Money managers under the microscope
Hedge funds: Greece is the word
This week’s Reuters Hedge Fund and Private Equity Summit gave us some new insights into how hedge funds are betting on Greece’s debt crisis and their attitude to talk that politicians and regulators may clamp down on their activities.
According to Cheyne Capital, for instance, buying Greek CDS is an “old trade” that many hedge funds have moved out of. Many have instead moved to short bets on the euro, as the single currency comes under pressure from the debt of some southern European countries.
Then again, two managers from GLG, ranked by Eurohedge this week as Europe’s 6th biggest hedge fund firm, said they are actually long the euro.
The rationale, according to fund manager Karim Abdel-Motaal, is that the euro is the least ugly major currency and hasn’t seen the same quantitative easing used elsewhere.

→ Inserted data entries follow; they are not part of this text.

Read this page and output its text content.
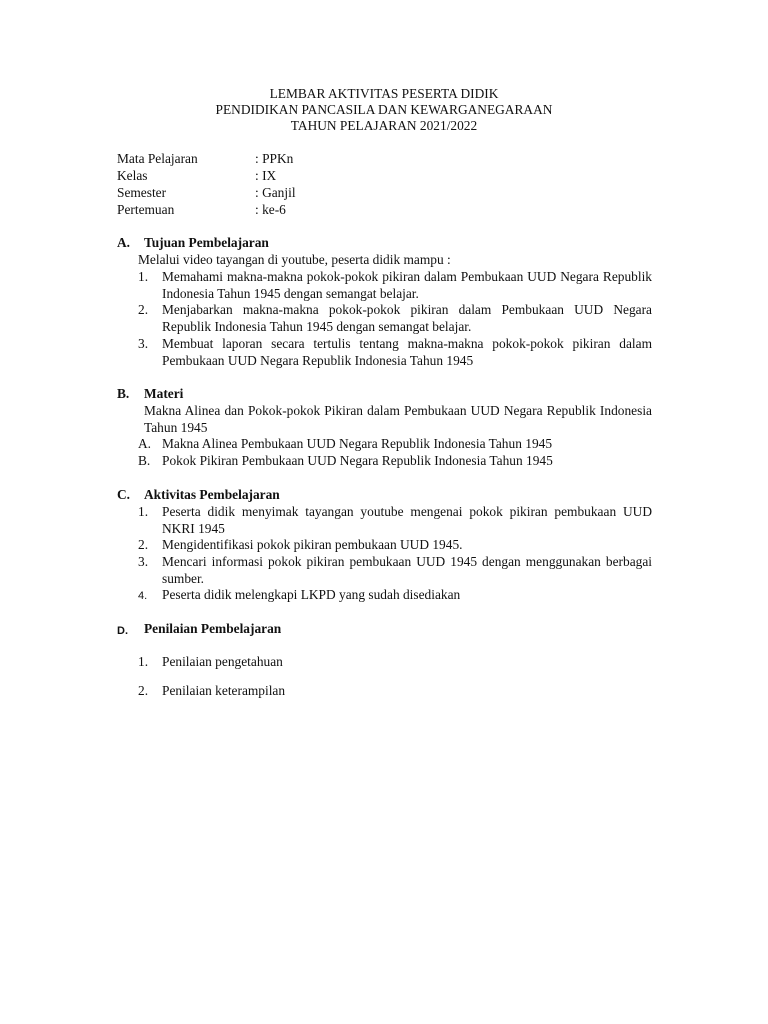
LEMBAR AKTIVITAS PESERTA DIDIK
PENDIDIKAN PANCASILA DAN KEWARGANEGARAAN
TAHUN PELAJARAN 2021/2022
Mata Pelajaran	: PPKn
Kelas	: IX
Semester	: Ganjil
Pertemuan	: ke-6
A. Tujuan Pembelajaran
Melalui video tayangan di youtube, peserta didik mampu :
1. Memahami makna-makna pokok-pokok pikiran dalam Pembukaan UUD Negara Republik Indonesia Tahun 1945 dengan semangat belajar.
2. Menjabarkan makna-makna pokok-pokok pikiran dalam Pembukaan UUD Negara Republik Indonesia Tahun 1945 dengan semangat belajar.
3. Membuat laporan secara tertulis tentang makna-makna pokok-pokok pikiran dalam Pembukaan UUD Negara Republik Indonesia Tahun 1945
B. Materi
Makna Alinea dan Pokok-pokok Pikiran dalam Pembukaan UUD Negara Republik Indonesia Tahun 1945
A. Makna Alinea Pembukaan UUD Negara Republik Indonesia Tahun 1945
B. Pokok Pikiran Pembukaan UUD Negara Republik Indonesia Tahun 1945
C. Aktivitas Pembelajaran
1. Peserta didik menyimak tayangan youtube mengenai pokok pikiran pembukaan UUD NKRI 1945
2. Mengidentifikasi pokok pikiran pembukaan UUD 1945.
3. Mencari informasi pokok pikiran pembukaan UUD 1945 dengan menggunakan berbagai sumber.
4. Peserta didik melengkapi LKPD yang sudah disediakan
D. Penilaian Pembelajaran
1. Penilaian pengetahuan
2. Penilaian keterampilan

In addition, the strength of France and Germany’s economies coming out of recession means interest rates could rise sooner than expected, boosting the single currency.
They were also quick to dismiss the idea that banning or limiting CDS would somehow improve the situation.
“Let’s assume you ban credit default swaps, and Greek spreads automatically go to the same level as German spreads … Would you rather hold a German bond at a spread of 1 percent or a Greek bond at a spread of 1 percent? You’ve just made Greek debt unfinanceable.”
Abdel-Motaal argues that such short bets have an inbuilt “natural self-discipline” and are by no means an easy, one-way bet for hedge funds. After all, “when you’re wrong, you get toasted”, he says.